We found an undocumented bug in the Apollo 11 guidance computer code
https://www.juxt.pro/blog/a-bug-on-the-dark-side-of-the-moon/
We found an undocumented bug in the Apollo 11 guidance computer code
https://www.juxt.pro/blog/a-bug-on-the-dark-side-of-the-moon/
Is it possible for a tool to know if something is AI written with high confidence at all? LLMs can be tuned/instructed to write in an infinite number of styles.
Don't understand how these tools exist.
The WikiEDU project has some thoughts on this. They found Pangram good enough to detect LLM usage while teaching editors to make their first Wikipedia edits, at least enough to intervene and nudge the student. They didn’t use it punatively or expect authoritative results however. https://wikiedu.org/blog/2026/01/29/generative-ai-and-wikipe...

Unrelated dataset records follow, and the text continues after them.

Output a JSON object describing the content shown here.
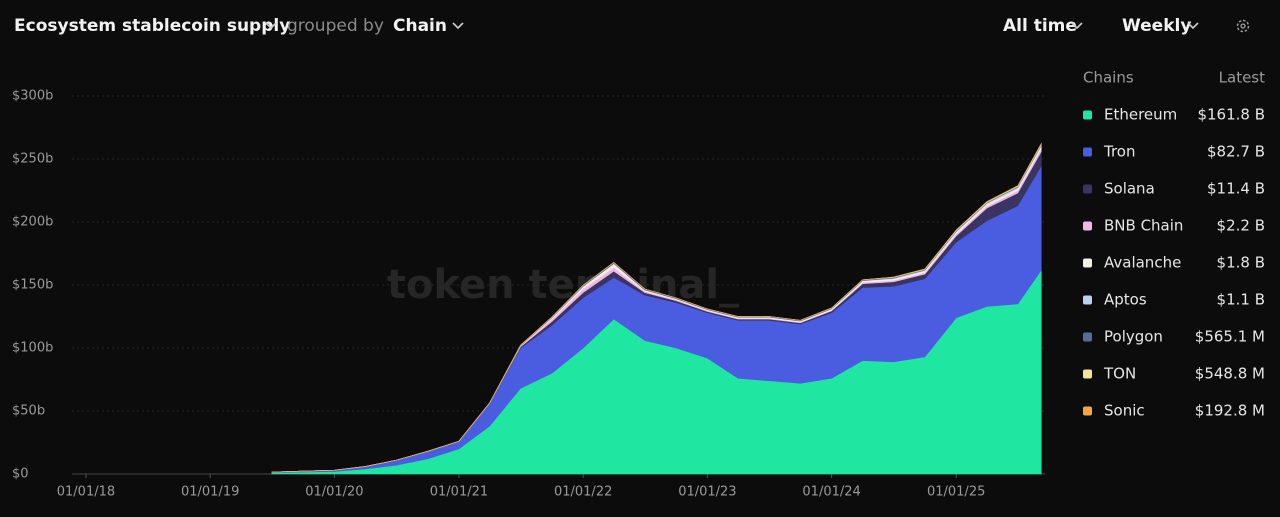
{
  "chart_data": {
    "type": "stacked_area",
    "title": "Ecosystem stablecoin supply",
    "group_label": "grouped by",
    "group_value": "Chain",
    "range_option": "All time",
    "interval_option": "Weekly",
    "watermark": "token terminal_",
    "legend_title": "Chains",
    "legend_value_title": "Latest",
    "x": [
      "2019-07-01",
      "2020-01-01",
      "2020-04-01",
      "2020-07-01",
      "2020-10-01",
      "2021-01-01",
      "2021-04-01",
      "2021-07-01",
      "2021-10-01",
      "2022-01-01",
      "2022-04-01",
      "2022-07-01",
      "2022-10-01",
      "2023-01-01",
      "2023-04-01",
      "2023-07-01",
      "2023-10-01",
      "2024-01-01",
      "2024-04-01",
      "2024-07-01",
      "2024-10-01",
      "2025-01-01",
      "2025-04-01",
      "2025-07-01",
      "2025-09-08"
    ],
    "series": [
      {
        "name": "Ethereum",
        "color": "#1fe6a0",
        "values": [
          1,
          2,
          4,
          7,
          12,
          20,
          38,
          68,
          80,
          100,
          123,
          106,
          100,
          92,
          76,
          74,
          72,
          76,
          90,
          89,
          93,
          124,
          133,
          135,
          161.8
        ]
      },
      {
        "name": "Tron",
        "color": "#4a5de0",
        "values": [
          0.5,
          1,
          2,
          4,
          6,
          6,
          18,
          32,
          38,
          40,
          33,
          36,
          36,
          36,
          46,
          48,
          47,
          52,
          58,
          60,
          62,
          60,
          68,
          78,
          82.7
        ]
      },
      {
        "name": "Solana",
        "color": "#3a3462",
        "values": [
          0,
          0,
          0,
          0,
          0,
          0,
          0.2,
          1,
          3,
          4,
          5,
          2,
          1.5,
          1,
          1,
          1,
          1,
          1.5,
          3,
          3.5,
          3.6,
          5,
          10,
          10,
          11.4
        ]
      },
      {
        "name": "BNB Chain",
        "color": "#f4b6e6",
        "values": [
          0,
          0,
          0,
          0,
          0,
          0,
          0,
          0.5,
          2,
          3,
          3,
          1,
          0.8,
          0.7,
          0.6,
          0.6,
          0.5,
          0.5,
          1,
          1.2,
          1.3,
          1.5,
          1.7,
          2,
          2.2
        ]
      },
      {
        "name": "Avalanche",
        "color": "#f3f1e6",
        "values": [
          0,
          0,
          0,
          0,
          0,
          0,
          0,
          0.3,
          1,
          2,
          3,
          1,
          0.8,
          0.7,
          0.8,
          0.8,
          0.8,
          1,
          1.2,
          1.3,
          1.4,
          1.5,
          1.5,
          1.6,
          1.8
        ]
      },
      {
        "name": "Aptos",
        "color": "#b8d3f5",
        "values": [
          0,
          0,
          0,
          0,
          0,
          0,
          0,
          0,
          0,
          0,
          0,
          0,
          0,
          0,
          0.05,
          0.1,
          0.1,
          0.2,
          0.3,
          0.4,
          0.4,
          0.5,
          0.8,
          1,
          1.1
        ]
      },
      {
        "name": "Polygon",
        "color": "#5b6a9c",
        "values": [
          0,
          0,
          0,
          0,
          0,
          0.1,
          0.2,
          0.4,
          0.6,
          0.8,
          0.9,
          0.8,
          0.7,
          0.6,
          0.6,
          0.6,
          0.6,
          0.6,
          0.6,
          0.6,
          0.6,
          0.6,
          0.6,
          0.6,
          0.5651
        ]
      },
      {
        "name": "TON",
        "color": "#f6e39a",
        "values": [
          0,
          0,
          0,
          0,
          0,
          0,
          0,
          0,
          0,
          0,
          0,
          0,
          0,
          0,
          0,
          0,
          0,
          0,
          0,
          0.3,
          0.4,
          0.5,
          0.5,
          0.5,
          0.5488
        ]
      },
      {
        "name": "Sonic",
        "color": "#f2a93b",
        "values": [
          0,
          0,
          0,
          0,
          0,
          0,
          0,
          0,
          0,
          0,
          0,
          0,
          0,
          0,
          0,
          0,
          0,
          0,
          0,
          0,
          0,
          0,
          0.05,
          0.1,
          0.1928
        ]
      }
    ],
    "legend_latest": {
      "values": [
        161.8,
        82.7,
        11.4,
        2.2,
        1.8,
        1.1,
        0.5651,
        0.5488,
        0.1928
      ],
      "value_labels": [
        "$161.8 B",
        "$82.7 B",
        "$11.4 B",
        "$2.2 B",
        "$1.8 B",
        "$1.1 B",
        "$565.1 M",
        "$548.8 M",
        "$192.8 M"
      ]
    },
    "xlim": [
      "2017-11-21",
      "2025-09-19"
    ],
    "xticks": [
      {
        "value": "2018-01-01",
        "label": "01/01/18"
      },
      {
        "value": "2019-01-01",
        "label": "01/01/19"
      },
      {
        "value": "2020-01-01",
        "label": "01/01/20"
      },
      {
        "value": "2021-01-01",
        "label": "01/01/21"
      },
      {
        "value": "2022-01-01",
        "label": "01/01/22"
      },
      {
        "value": "2023-01-01",
        "label": "01/01/23"
      },
      {
        "value": "2024-01-01",
        "label": "01/01/24"
      },
      {
        "value": "2025-01-01",
        "label": "01/01/25"
      }
    ],
    "ylim": [
      0,
      300
    ],
    "yticks": [
      {
        "value": 0,
        "label": "$0"
      },
      {
        "value": 50,
        "label": "$50b"
      },
      {
        "value": 100,
        "label": "$100b"
      },
      {
        "value": 150,
        "label": "$150b"
      },
      {
        "value": 200,
        "label": "$200b"
      },
      {
        "value": 250,
        "label": "$250b"
      },
      {
        "value": 300,
        "label": "$300b"
      }
    ],
    "grid": true
  }
}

They found that Pangram suffers from false positives in non-prose contexts like bibliographies, outlines, formatting, etc. The article does not touch on Pangram’s false negatives.
I personally think it’s an intractable problem, but I do feel pangram gives some useful signal, albeit not reliably.
It has Claude-isms, but it doesn't feel very Claude-written to me, at least not entirely.
What's making it even more difficult to tell now is people who use AI a lot seem to be actively picking up some of its vocab and writing style quirks.